McConkey should have also recieved an award for best dressed. He showed up in a lime green or banana yellow (I can’t remember exactly) WT tuxedo straight from the 80s, complemented by a mullet and a horrible mustache. He had the yahoos in the pit chanting, “Mullet, mullet, mullet…”
On the surfing side, Layne Beachley beat out Megan Abubo, Serena Brooke, Keala Kennelly, and Rochelle Ballard to win surfer of the year, female. WCT reigning world champ Sunny Garcia beat out Kelly Slater, Bruce Irons, Andy Irons, and Rob Machado as the best male surfer of the year.
Laird Hamilton towed into the Feat of the Year award, ahead of MX rider Carey Hart’s backflip and skateboarder Bob Burnquist’s fakie-5-0-kickflip on a vert extension rail, among others.
Bringing music and athletes together was a great concept — and smart too, as that’s what drew more people to the show (especially the folks who forked over real money for a ticket). Seeing Busta Rhymes, Ben Harper, Incubus, and Black Sabbath all perform on the same stage on the same night was a real treat. I wish they could have played more than one song each, but I guess that’s how these showbiz things go. We are all screaming for a Black Sabbath encore, but the tech crew was quick to tear down the set.
The eclectic mix of musicians was parallel to the blend of athletes who were there, but it seemed like surfers were the black sheep. Surfing’s not better or worse than any of the other sports, but it is different. And at the awards show, the inclusion of surfing was awkward — after all, it’s not an ESPN X-Games sport. In that way, it seemed appropriate that the awards show was at the same time as the launch of the Rip Curl Pro at Bell’s and none of the nominated male surfers showed up.

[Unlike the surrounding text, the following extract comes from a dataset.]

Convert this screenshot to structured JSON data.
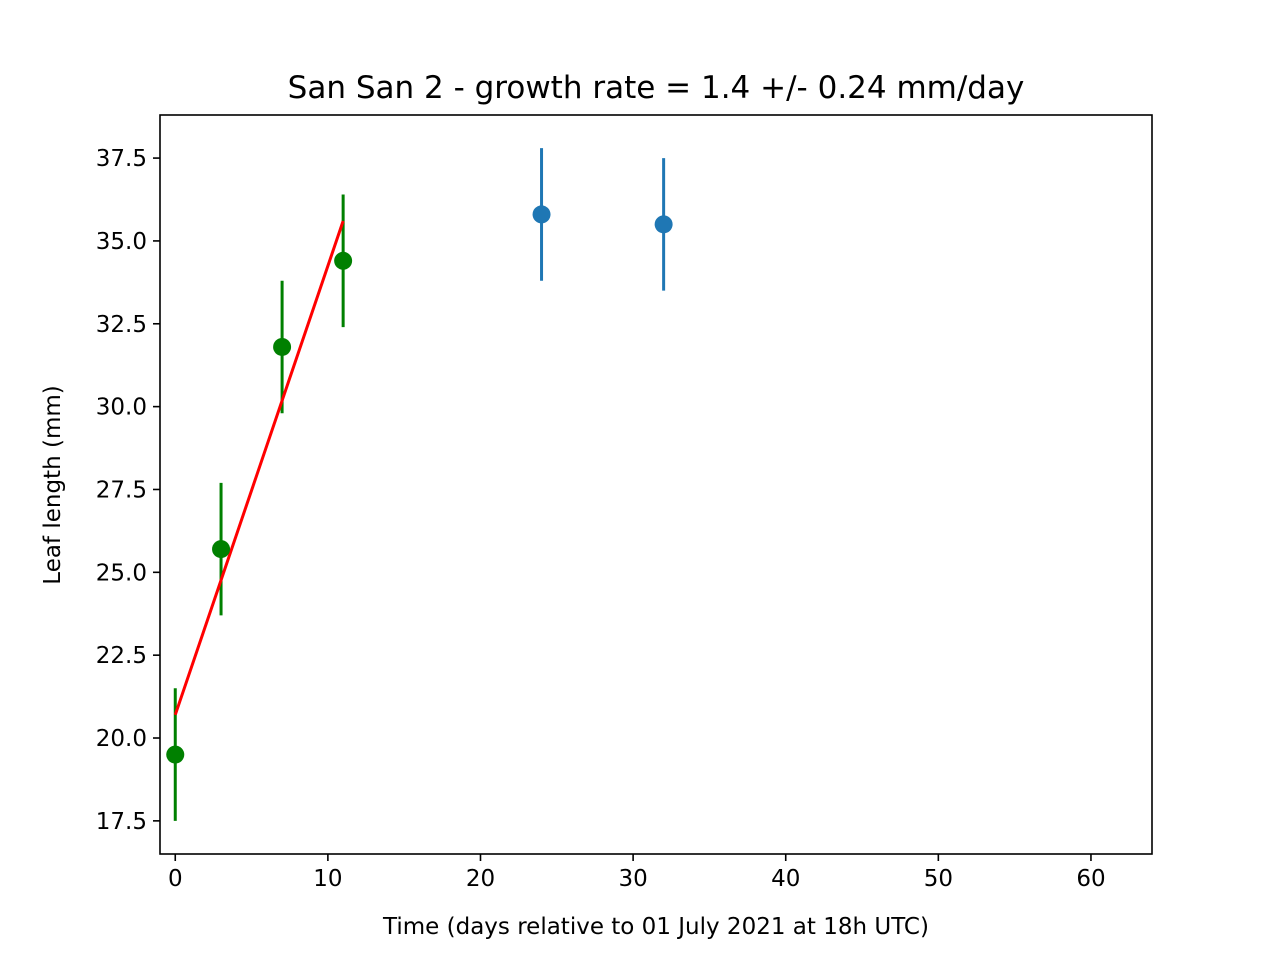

That said, the crowd was definitely blown away by the Laird Hamilton’s award-winning Teahupo’o footage. Seeing that larger-than-life wave on the three huge movie screens that lined the front of the auditorium got everyone psyched.
Perhaps Jack Johnson’s acceptance speech for surfing’s musical artist of the year best sums out how surfing fits into all of this action-sports mumbo jumbo. He said something like, “Nobody really knows who I am, so I’d like to thank the surfers — my friends — for voting for me.”